The reasons are practical, not philosophical:
- Liability stays with the human. When the agent makes a mistake — and they all make mistakes — you need a human who saw it and signed off. Otherwise the legal and audit story falls apart.
- The human catches things AI can’t. Tone, political context, customer history, the off-screen reason this contract is unusual. AI handles the 80% case beautifully and confidently misses the 20%.
- The human compounds. Every approval and rejection is feedback. The system learns from a human in the loop in a way it cannot from a fully automated pipeline.
- The org stays comfortable. Adoption goes up when people feel they’re using the AI, not being used by it. That’s a culture point but it’s also an architecture point.
People don’t reject AI that makes them better at their jobs. They reject AI that takes decisions away from them. The architectural choice is whose hand is on the steering wheel.
What this looks like in a real department
A finance team we work with reconciles ~30,000 invoices/month against ERP entries. Pre-deployment, three full-time AP clerks spent most of their week on this. The AI now flags every line, classifies it, proposes a match, and surfaces the 3% it’s genuinely uncertain about.
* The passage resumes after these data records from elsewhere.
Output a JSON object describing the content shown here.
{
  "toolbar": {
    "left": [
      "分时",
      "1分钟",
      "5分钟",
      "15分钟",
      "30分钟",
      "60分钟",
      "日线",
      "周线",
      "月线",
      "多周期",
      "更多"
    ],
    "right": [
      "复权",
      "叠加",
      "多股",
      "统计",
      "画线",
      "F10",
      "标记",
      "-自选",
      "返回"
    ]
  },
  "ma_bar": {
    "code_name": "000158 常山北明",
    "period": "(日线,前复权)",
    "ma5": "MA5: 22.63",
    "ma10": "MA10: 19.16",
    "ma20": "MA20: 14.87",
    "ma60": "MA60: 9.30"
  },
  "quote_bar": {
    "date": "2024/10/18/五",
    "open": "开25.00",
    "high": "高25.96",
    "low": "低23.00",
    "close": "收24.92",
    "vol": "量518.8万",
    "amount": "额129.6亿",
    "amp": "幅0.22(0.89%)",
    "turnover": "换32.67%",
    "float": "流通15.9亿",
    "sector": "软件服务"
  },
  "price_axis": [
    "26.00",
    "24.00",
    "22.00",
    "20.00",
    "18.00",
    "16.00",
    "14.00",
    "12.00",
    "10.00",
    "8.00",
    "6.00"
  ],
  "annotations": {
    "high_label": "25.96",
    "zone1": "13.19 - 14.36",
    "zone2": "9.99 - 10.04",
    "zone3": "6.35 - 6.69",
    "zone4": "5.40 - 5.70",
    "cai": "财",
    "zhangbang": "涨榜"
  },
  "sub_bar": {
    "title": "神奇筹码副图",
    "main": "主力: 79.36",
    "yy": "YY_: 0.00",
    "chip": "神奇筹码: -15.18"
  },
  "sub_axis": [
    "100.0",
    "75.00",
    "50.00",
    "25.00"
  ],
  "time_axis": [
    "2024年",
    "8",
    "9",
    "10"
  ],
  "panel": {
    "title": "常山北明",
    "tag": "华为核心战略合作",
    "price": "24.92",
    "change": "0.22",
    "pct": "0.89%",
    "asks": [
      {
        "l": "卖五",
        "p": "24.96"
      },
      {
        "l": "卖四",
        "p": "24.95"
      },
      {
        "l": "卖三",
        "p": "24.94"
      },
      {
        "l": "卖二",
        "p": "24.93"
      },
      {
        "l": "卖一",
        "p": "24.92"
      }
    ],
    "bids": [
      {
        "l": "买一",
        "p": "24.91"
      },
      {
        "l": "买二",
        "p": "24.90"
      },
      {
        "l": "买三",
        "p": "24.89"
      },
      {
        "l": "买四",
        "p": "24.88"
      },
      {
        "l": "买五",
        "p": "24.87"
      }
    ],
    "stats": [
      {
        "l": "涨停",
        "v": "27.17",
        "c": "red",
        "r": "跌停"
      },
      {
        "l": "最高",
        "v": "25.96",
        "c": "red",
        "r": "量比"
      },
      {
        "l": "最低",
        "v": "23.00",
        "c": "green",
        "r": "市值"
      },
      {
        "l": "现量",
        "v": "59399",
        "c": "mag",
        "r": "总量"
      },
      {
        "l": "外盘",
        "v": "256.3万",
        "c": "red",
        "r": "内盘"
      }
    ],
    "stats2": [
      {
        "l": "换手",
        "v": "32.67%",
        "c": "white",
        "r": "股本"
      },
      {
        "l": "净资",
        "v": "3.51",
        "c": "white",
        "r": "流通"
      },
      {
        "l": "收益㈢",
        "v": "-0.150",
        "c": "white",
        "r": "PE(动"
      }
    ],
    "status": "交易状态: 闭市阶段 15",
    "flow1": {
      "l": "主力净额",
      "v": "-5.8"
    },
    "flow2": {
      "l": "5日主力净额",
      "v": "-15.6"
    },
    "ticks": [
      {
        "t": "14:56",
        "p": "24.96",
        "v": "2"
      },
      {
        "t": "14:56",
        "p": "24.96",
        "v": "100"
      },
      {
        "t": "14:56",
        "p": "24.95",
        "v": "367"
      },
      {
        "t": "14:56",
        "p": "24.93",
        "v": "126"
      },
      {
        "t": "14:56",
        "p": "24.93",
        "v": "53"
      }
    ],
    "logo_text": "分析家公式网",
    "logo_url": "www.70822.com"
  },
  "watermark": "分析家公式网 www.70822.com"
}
The same three people are still there. They review every AI proposal in batch (a few seconds each), spend real time on the uncertain 3%, handle escalations, and have started doing higher-leverage work the team never had capacity for — vendor consolidation analyses, payment-term optimisation, fraud-pattern reviews.
Headcount: unchanged. Morale: better, because the boring work is gone. Output: more, because the interesting work is now being done. Audit: stronger, because every line is double-reviewed. CFO satisfaction: visible.
This is the boring, unglamorous, true story of AI in 2026. It doesn’t make the news because it’s not scary. It does make the customer happy.
The fear story sells clicks. The boring story sells the platform.
What we tell people who are nervous
- The threat to your job is mostly not the AI. It’s coworkers and competitors who learn to use it before you do. That problem is fixable, by you, this quarter.
- Insist on understanding the architecture. “Where does my data go?” is the right question. The answer should not include a third-party cloud you can’t name a contact at.
- Stay in the loop on purpose. Don’t hand a workflow over fully. Build review steps in. Your judgement is the moat.
- Pick employers who deploy AI as a tool, not as a replacement plan. The difference is visible in two minutes once you know what to look for.
The most interesting time to work in any field with AI in it is right now. The boring story — humans doing better work, with better tools, on infrastructure they own — is the one that’s actually playing out, customer by customer, in factories and finance teams across Europe.
It’s also the one we’re betting the company on.